“The enemy wants to completely isolate Severodonetsk by preventing any passage of men or ammunition, said Sunday the Ukrainian governor of the Lugansk region, Serguiï Gaïdaï, fearing that Russia will send “all its reserves to take the city ” within 48 hours. The situation there is “extremely difficult”, he admitted.

So far, “we continue to hold our positions” in the north of the Lugansk region, assured Valeri Zalouzhny, commander-in-chief of the Ukrainian army, while deploring that “every meter of land (…) there is covered in blood – but not only ours, but also that of the occupier”. Militarily, Russia “uses large-scale artillery and, unfortunately, has a 10-to-1 advantage,” said Valeri Zalouzhny.

Ukrainian President Volodymyr Zelensky in his evening video message on Sunday called the latest fighting in Severodonetsk “very violent”, saying that Moscow is deploying insufficiently trained troops and using them as “cannon fodder”.

The capture of this city would open up the road to another major city, Kramatorsk, in Moscow, a stage to conquer the entire Donbass basin, a mainly Russian-speaking region partly held by pro-Russian separatists since 2014.

On the diplomatic level, after promising kyiv the day before a response “by the end of next week” to Ukraine’s request to start a process of joining the European Union, the President of the European Commission, Ursula von der Leyen, acknowledged on Sunday that “the challenge (would be) to come out of the European Council (scheduled for June 23 and 24) with a united position that reflects the enormity of these historic decisions”.

– Tensions at the WTO –

For their part, the Member States of the World Trade Organization (WTO) met on Sunday in Geneva with the particular objective of helping to find a solution to the risk of a serious food crisis that the invasion by Russia from Ukraine, whose fertile lands traditionally feed hundreds of millions of people on the planet.

Tensions surfaced in a closed-door meeting where delegates took the floor to condemn Russian aggression. The Ukrainian delegate, who also spoke, was greeted with a standing ovation, according to WTO spokesman Dan Pruzin.

Then, just before Russian Economic Development Minister Maxim Rechetnikov took the floor, around 30 delegates “left the room,” Pruzin said.

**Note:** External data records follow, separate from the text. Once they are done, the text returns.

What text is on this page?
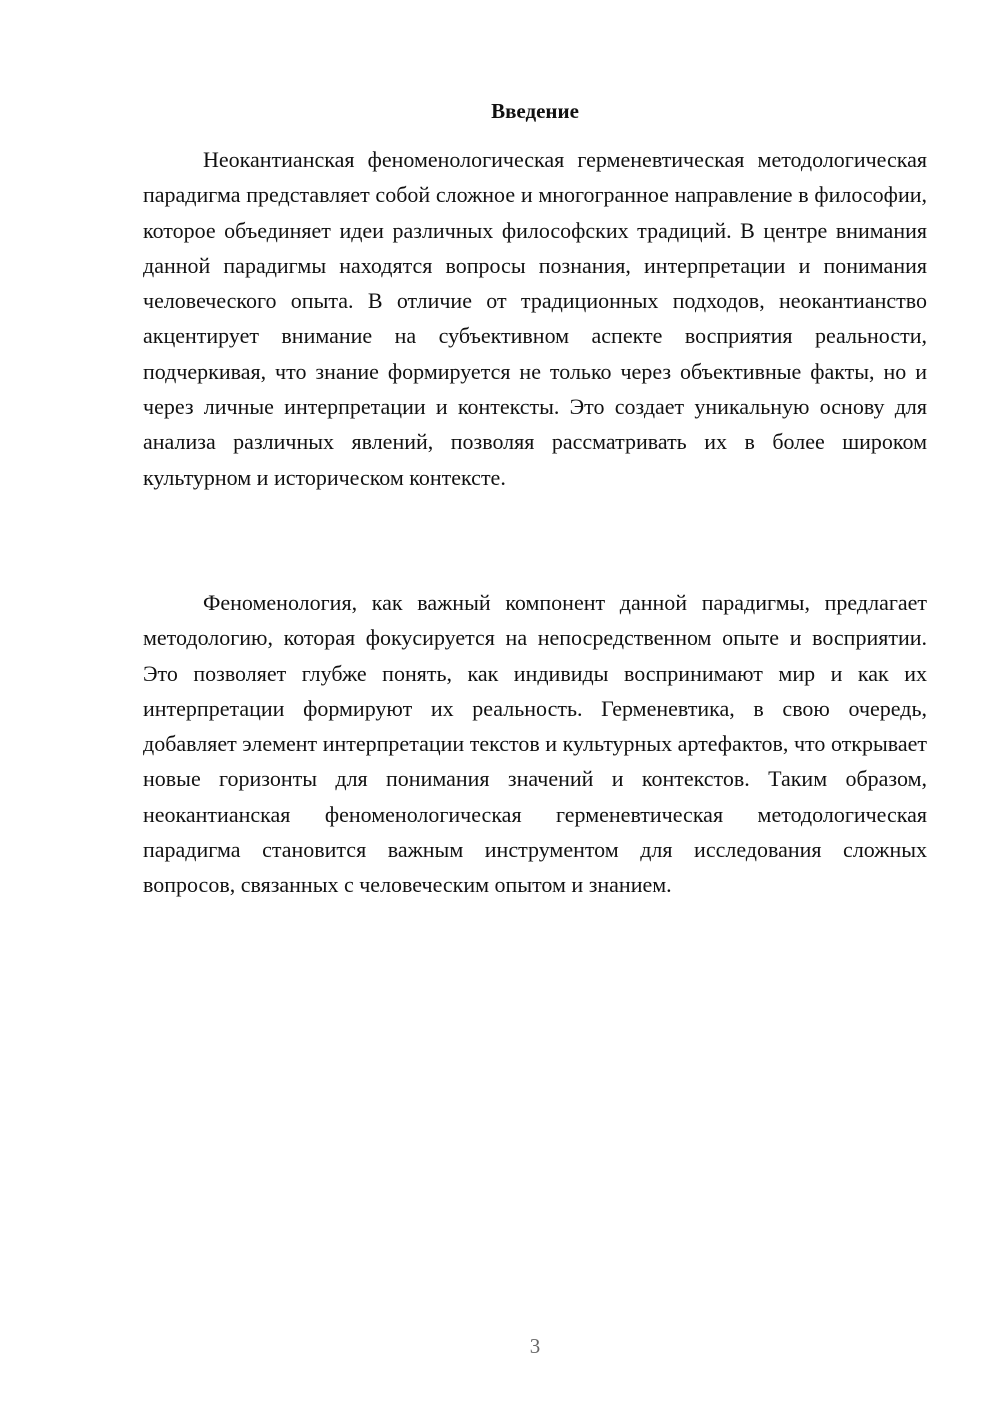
Введение

Неокантианская феноменологическая герменевтическая методологическая парадигма представляет собой сложное и многогранное направление в философии, которое объединяет идеи различных философских традиций. В центре внимания данной парадигмы находятся вопросы познания, интерпретации и понимания человеческого опыта. В отличие от традиционных подходов, неокантианство акцентирует внимание на субъективном аспекте восприятия реальности, подчеркивая, что знание формируется не только через объективные факты, но и через личные интерпретации и контексты. Это создает уникальную основу для анализа различных явлений, позволяя рассматривать их в более широком культурном и историческом контексте.

Феноменология, как важный компонент данной парадигмы, предлагает методологию, которая фокусируется на непосредственном опыте и восприятии. Это позволяет глубже понять, как индивиды воспринимают мир и как их интерпретации формируют их реальность. Герменевтика, в свою очередь, добавляет элемент интерпретации текстов и культурных артефактов, что открывает новые горизонты для понимания значений и контекстов. Таким образом, неокантианская феноменологическая герменевтическая методологическая парадигма становится важным инструментом для исследования сложных вопросов, связанных с человеческим опытом и знанием.

3
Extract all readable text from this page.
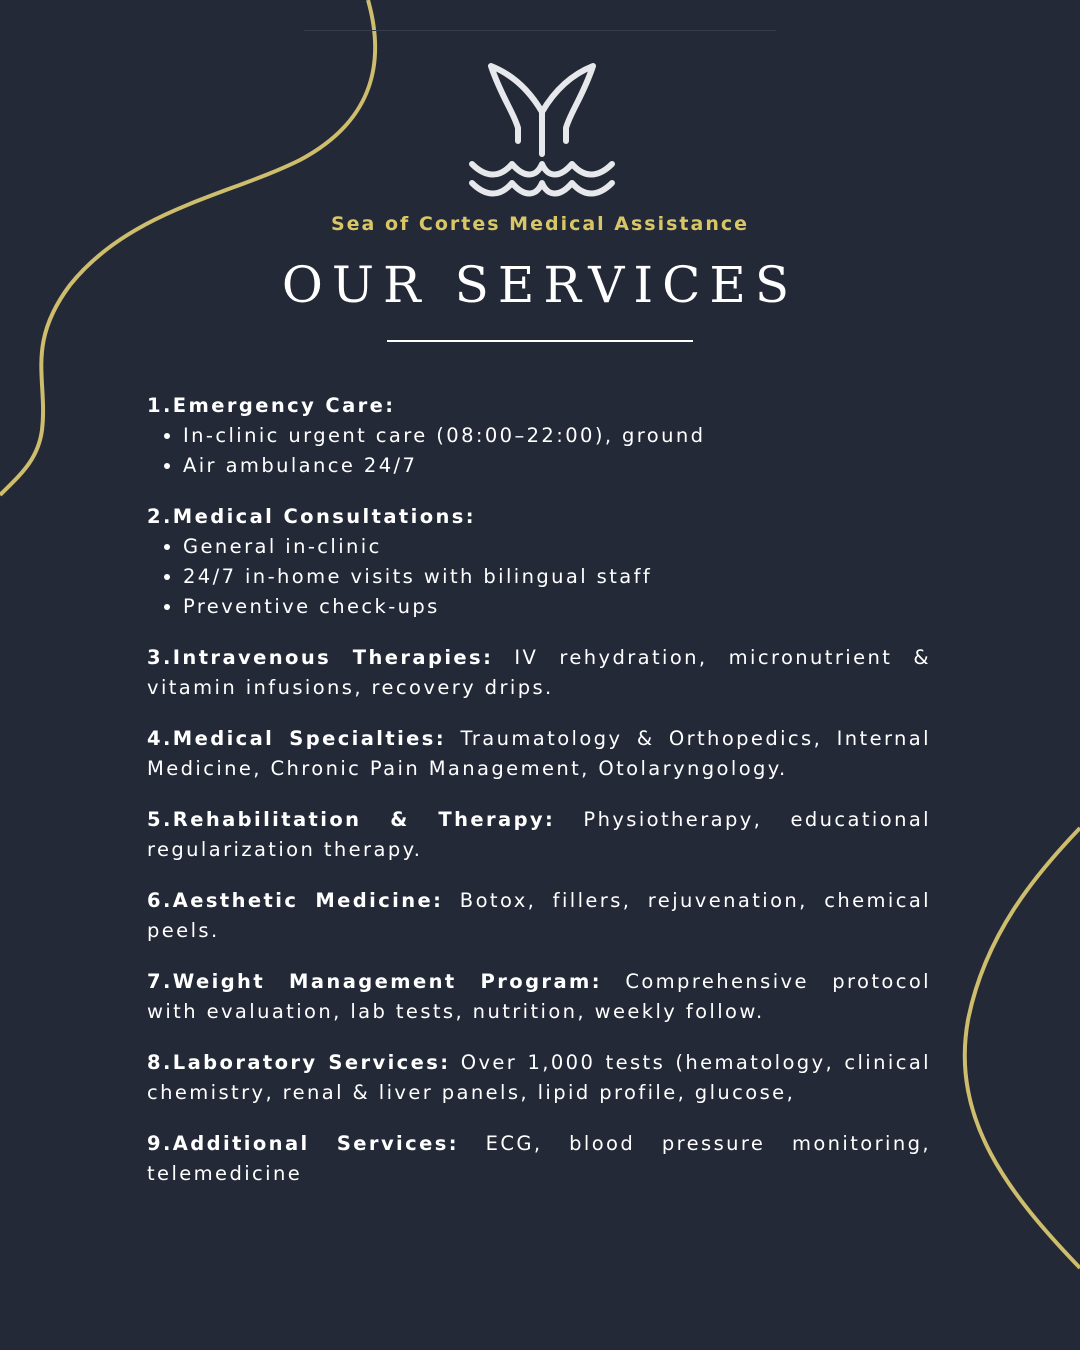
Sea of Cortes Medical Assistance
OUR SERVICES
1.Emergency Care:
• In-clinic urgent care (08:00–22:00), ground
• Air ambulance 24/7
2.Medical Consultations:
• General in-clinic
• 24/7 in-home visits with bilingual staff
• Preventive check-ups
3.Intravenous Therapies: IV rehydration, micronutrient & vitamin infusions, recovery drips.
4.Medical Specialties: Traumatology & Orthopedics, Internal Medicine, Chronic Pain Management, Otolaryngology.
5.Rehabilitation & Therapy: Physiotherapy, educational regularization therapy.
6.Aesthetic Medicine: Botox, fillers, rejuvenation, chemical peels.
7.Weight Management Program: Comprehensive protocol with evaluation, lab tests, nutrition, weekly follow.
8.Laboratory Services: Over 1,000 tests (hematology, clinical chemistry, renal & liver panels, lipid profile, glucose,
9.Additional Services: ECG, blood pressure monitoring, telemedicine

The sanctions imposed on Moscow did not prevent Russia from raking in 93 billion euros in revenue from the export of fossil fuels during the first 100 days of war, the majority of which went to the EU, according to the report of an independent research center published on Monday.

– “It’s terrorism” –

On the ground, the Russian Ministry of Defense said it had destroyed in Tchortkiv, in western Ukraine and 140 km from the border with Romania, “a large warehouse of anti-tank missile systems, portable air defense and shells supplied to the kyiv regime by the United States and European countries”.

The strike on this city, located in the west so far relatively spared, left 22 injured, according to the governor of this region.

To the east, in the Donetsk region, the Ukrainian presidency said that “the Russians (intensified) their efforts to destroy essential infrastructure”.

In Mikolaiv, a major port on the Dnieper estuary in the south, the Russian advance has been stopped on the outskirts of the city, the fighting is turning into trench warfare and the authorities are taking the measure of the bombardment of infrastructure, according to a team of AFP journalists on site.

There, the Ukrainian army dug trenches facing the Russians. “The Russians are bluffing. There are many of them, they have a lot of weapons, old and new, but they are not soldiers,” Serguiy, 54, a Ukrainian brigade captain, said on Sunday as his comrades in arms fired. towards enemy positions.

On Monday, Amnesty International accused Russia of war crimes in Ukraine, saying hundreds of civilians had died in relentless attacks on Kharkiv, many carried out with cluster bombs.

Following an in-depth investigation, the human rights NGO claims to have found evidence showing that in seven attacks on neighborhoods in Ukraine’s second city, in the north-east of the country, Russian forces have used 9N210 and 9N235 cluster munitions and cluster bombs, two categories prohibited by international treaties.

“People have been killed in their homes and on the streets, on playgrounds and in cemeteries, as they waited in line for humanitarian aid or shopping for food and medicine,” Donatella said. Rovera, crisis and conflict researcher at Amnesty headquarters.

Ukrainian justice has opened more than 12,000 war crimes investigations in the country since the start of the Russian invasion, according to the prosecution.